Engineering that
Dazzles and Excites

by John Varrasi, ASME Public Information


When Katie Correll was ten, she attended a performance of The Lion King on Broadway and sat with wide-eyed fascination as stage floors shifted, props dropped down from the ceiling, and varying colors of light pulsed to words and music in perfect synchrony.

That trip to Broadway would turn out to be a defining experience for Correll, instilling in the girl an interest in theatrical technology and setting in motion an engineering career designing stage sets for entertainment venues. In March, Correll began a job as associate engineer at Universal Studios Florida.

“I had been a performer for most of my life, but seeing how much influence machinery and technology had on a performance showed me a different path I could take in entertainment,” said Correll, an ASME member who is active in the Students & Career Development sector.  “This path was much more intriguing to me.”

Puppet Maker

Breaking into the field, Correll realized, would require determination, hard work, and focus.  Following her freshman year at The Cooper Union, the mechanical engineering student landed an internship in New York City’s theatre district.  Among her initial projects, Correll created puppets for The Addams Family, which in 2010 was enjoying a successful run on Broadway.  Over the next few years, Correll sought out other local internship opportunities in the field of puppet making, and was soon broadening her scope and experience to motion pictures and television production.  She even designed puppets for Sesame Street.
“The work I did with puppets was invaluable,” said Correll.  “I had the hands-on experience in designing mechanisms that would provide the kind of movement that was required for performance.”

In 2012, Correll enrolled in a master’s program at Carnegie Mellon University in Pittsburgh, Pa.  There she focused on robotics and, at the conclusion of her degree program, created a stage production in which a robot and human performed together in a theatrical setting.  The performance leveraged the work of robotics students with students in the performing arts program to create a system of puppeteering the robots’ gestures to be directed similarly to a human actor.

While working on her master’s degree, Correll found other jobs and internships, advancing her engineering knowledge and broadening her experience into the realm of high-tech machine learning systems.  In her final semester at Carnegie Mellon, Correll joined Disney Research as an intern, performing research on robotic continuum manipulation.

From Puppets to Hard Rock

After earning her master’s in May 2014, Correll was hired at Disney World to work in the New Technology Group.  Since then, she has held a number of jobs in industries ranging from concert set design to television and theatrical stages.  Correll’s resume includes stages for Madonna, Taylor Swift, AC/DC, Disneyland Paris, and Cirque du Soleil.

“One thing I find thrilling about entertainment engineering is every project is unique,” said Correll.  “No project is like any other, so we are continually innovating and problem solving.”

Correll also enjoys the lack of routine and also the fast pace of her work.  Typically, she will work for no longer than three months on a stage design, before moving on to a new project.
Indeed, working in entertainment does come with a fair amount of fame and visibility, which Correll finds especially rewarding.  “I really enjoy seeing the positive public reaction to my creative designs in social media,” she said.

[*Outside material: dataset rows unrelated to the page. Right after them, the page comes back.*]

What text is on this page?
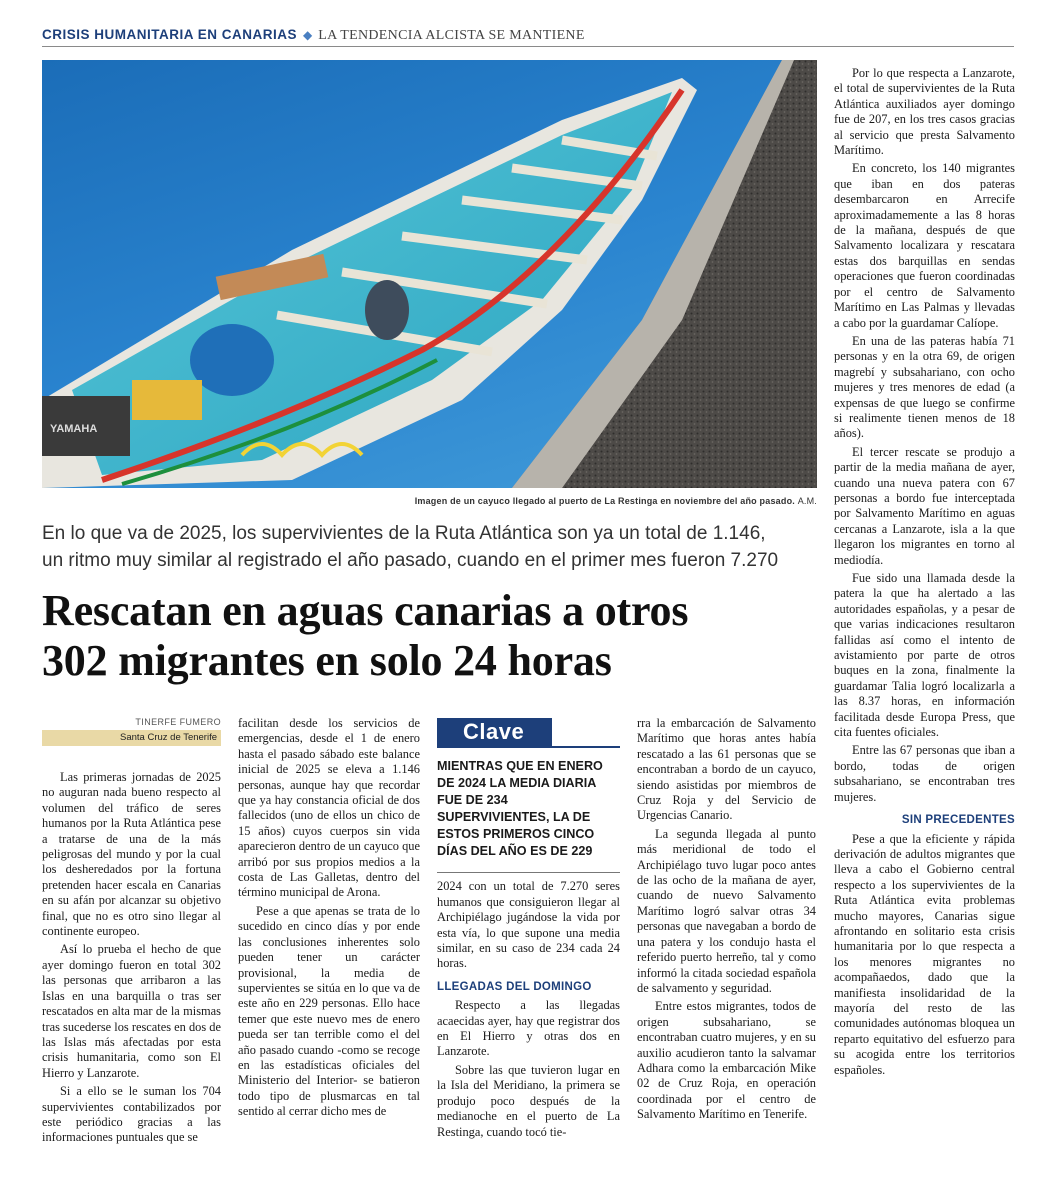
CRISIS HUMANITARIA EN CANARIAS ◆ LA TENDENCIA ALCISTA SE MANTIENE
YAMAHA
Imagen de un cayuco llegado al puerto de La Restinga en noviembre del año pasado. A.M.
En lo que va de 2025, los supervivientes de la Ruta Atlántica son ya un total de 1.146,
un ritmo muy similar al registrado el año pasado, cuando en el primer mes fueron 7.270
Rescatan en aguas canarias a otros
302 migrantes en solo 24 horas
TINERFE FUMERO
Santa Cruz de Tenerife

Las primeras jornadas de 2025 no auguran nada bueno respecto al volumen del tráfico de seres humanos por la Ruta Atlántica pese a tratarse de una de la más peligrosas del mundo y por la cual los desheredados por la fortuna pretenden hacer escala en Canarias en su afán por alcanzar su objetivo final, que no es otro sino llegar al continente europeo.

Así lo prueba el hecho de que ayer domingo fueron en total 302 las personas que arribaron a las Islas en una barquilla o tras ser rescatados en alta mar de la mismas tras sucederse los rescates en dos de las Islas más afectadas por esta crisis humanitaria, como son El Hierro y Lanzarote.

Si a ello se le suman los 704 supervivientes contabilizados por este periódico gracias a las informaciones puntuales que se

facilitan desde los servicios de emergencias, desde el 1 de enero hasta el pasado sábado este balance inicial de 2025 se eleva a 1.146 personas, aunque hay que recordar que ya hay constancia oficial de dos fallecidos (uno de ellos un chico de 15 años) cuyos cuerpos sin vida aparecieron dentro de un cayuco que arribó por sus propios medios a la costa de Las Galletas, dentro del término municipal de Arona.

Pese a que apenas se trata de lo sucedido en cinco días y por ende las conclusiones inherentes solo pueden tener un carácter provisional, la media de supervientes se sitúa en lo que va de este año en 229 personas. Ello hace temer que este nuevo mes de enero pueda ser tan terrible como el del año pasado cuando -como se recoge en las estadísticas oficiales del Ministerio del Interior- se batieron todo tipo de plusmarcas en tal sentido al cerrar dicho mes de

Clave
MIENTRAS QUE EN ENERO DE 2024 LA MEDIA DIARIA FUE DE 234 SUPERVIVIENTES, LA DE ESTOS PRIMEROS CINCO DÍAS DEL AÑO ES DE 229

2024 con un total de 7.270 seres humanos que consiguieron llegar al Archipiélago jugándose la vida por esta vía, lo que supone una media similar, en su caso de 234 cada 24 horas.

LLEGADAS DEL DOMINGO

Respecto a las llegadas acaecidas ayer, hay que registrar dos en El Hierro y otras dos en Lanzarote.

Sobre las que tuvieron lugar en la Isla del Meridiano, la primera se produjo poco después de la medianoche en el puerto de La Restinga, cuando tocó tie-

rra la embarcación de Salvamento Marítimo que horas antes había rescatado a las 61 personas que se encontraban a bordo de un cayuco, siendo asistidas por miembros de Cruz Roja y del Servicio de Urgencias Canario.

La segunda llegada al punto más meridional de todo el Archipiélago tuvo lugar poco antes de las ocho de la mañana de ayer, cuando de nuevo Salvamento Marítimo logró salvar otras 34 personas que navegaban a bordo de una patera y los condujo hasta el referido puerto herreño, tal y como informó la citada sociedad española de salvamento y seguridad.

Entre estos migrantes, todos de origen subsahariano, se encontraban cuatro mujeres, y en su auxilio acudieron tanto la salvamar Adhara como la embarcación Mike 02 de Cruz Roja, en operación coordinada por el centro de Salvamento Marítimo en Tenerife.

Por lo que respecta a Lanzarote, el total de supervivientes de la Ruta Atlántica auxiliados ayer domingo fue de 207, en los tres casos gracias al servicio que presta Salvamento Marítimo.

En concreto, los 140 migrantes que iban en dos pateras desembarcaron en Arrecife aproximadamemente a las 8 horas de la mañana, después de que Salvamento localizara y rescatara estas dos barquillas en sendas operaciones que fueron coordinadas por el centro de Salvamento Marítimo en Las Palmas y llevadas a cabo por la guardamar Calíope.

En una de las pateras había 71 personas y en la otra 69, de origen magrebí y subsahariano, con ocho mujeres y tres menores de edad (a expensas de que luego se confirme si realimente tienen menos de 18 años).

El tercer rescate se produjo a partir de la media mañana de ayer, cuando una nueva patera con 67 personas a bordo fue interceptada por Salvamento Marítimo en aguas cercanas a Lanzarote, isla a la que llegaron los migrantes en torno al mediodía.

Fue sido una llamada desde la patera la que ha alertado a las autoridades españolas, y a pesar de que varias indicaciones resultaron fallidas así como el intento de avistamiento por parte de otros buques en la zona, finalmente la guardamar Talia logró localizarla a las 8.37 horas, en información facilitada desde Europa Press, que cita fuentes oficiales.

Entre las 67 personas que iban a bordo, todas de origen subsahariano, se encontraban tres mujeres.

SIN PRECEDENTES

Pese a que la eficiente y rápida derivación de adultos migrantes que lleva a cabo el Gobierno central respecto a los supervivientes de la Ruta Atlántica evita problemas mucho mayores, Canarias sigue afrontando en solitario esta crisis humanitaria por lo que respecta a los menores migrantes no acompañaedos, dado que la manifiesta insolidaridad de la mayoría del resto de las comunidades autónomas bloquea un reparto equitativo del esfuerzo para su acogida entre los territorios españoles.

Correll respects her career choice and is happy to have embarked on a unique and nontraditional engineering career pathway.

“All through high school and college, teachers and professors talked about careers in fields such as aerospace, HVAC and automotive engineering, with zero mention of my interests,” she explained.  “I knew that what I really wanted to do was to work in entertainment technology, but found that there was no prescribed route.”

For Correll, success came through hard work, good fortune, and single-minded pursuit of a passion.  Her story is a lesson in efficient career preparation.  In addition to the internships during college, Correll networked extensively, sending out dozens of queries to people she met and visiting set designers at work on a project.  Seeking to expand her knowledge and skill set, she interspersed her regular studies with classes in art and architecture, and enrolled in summer school at various institutions to keep current in set design.  “I wanted to learn everything I could about my field, while trying to devise my own curriculum to prepare me for my future career,” said Correll.  

Universal Studios will be the ideal playground for Correll.  The world-famous entertainment theme park destination that each day brings fantasy to life through multidimensional thrill rides, interactive video, and stylized stage props will provide the engineer with the platform to hone her craft.  In the months and years ahead, Correll may very well design sets that make children stare in wide-eyed amazement, like she did as a ten-year-old at The Lion King.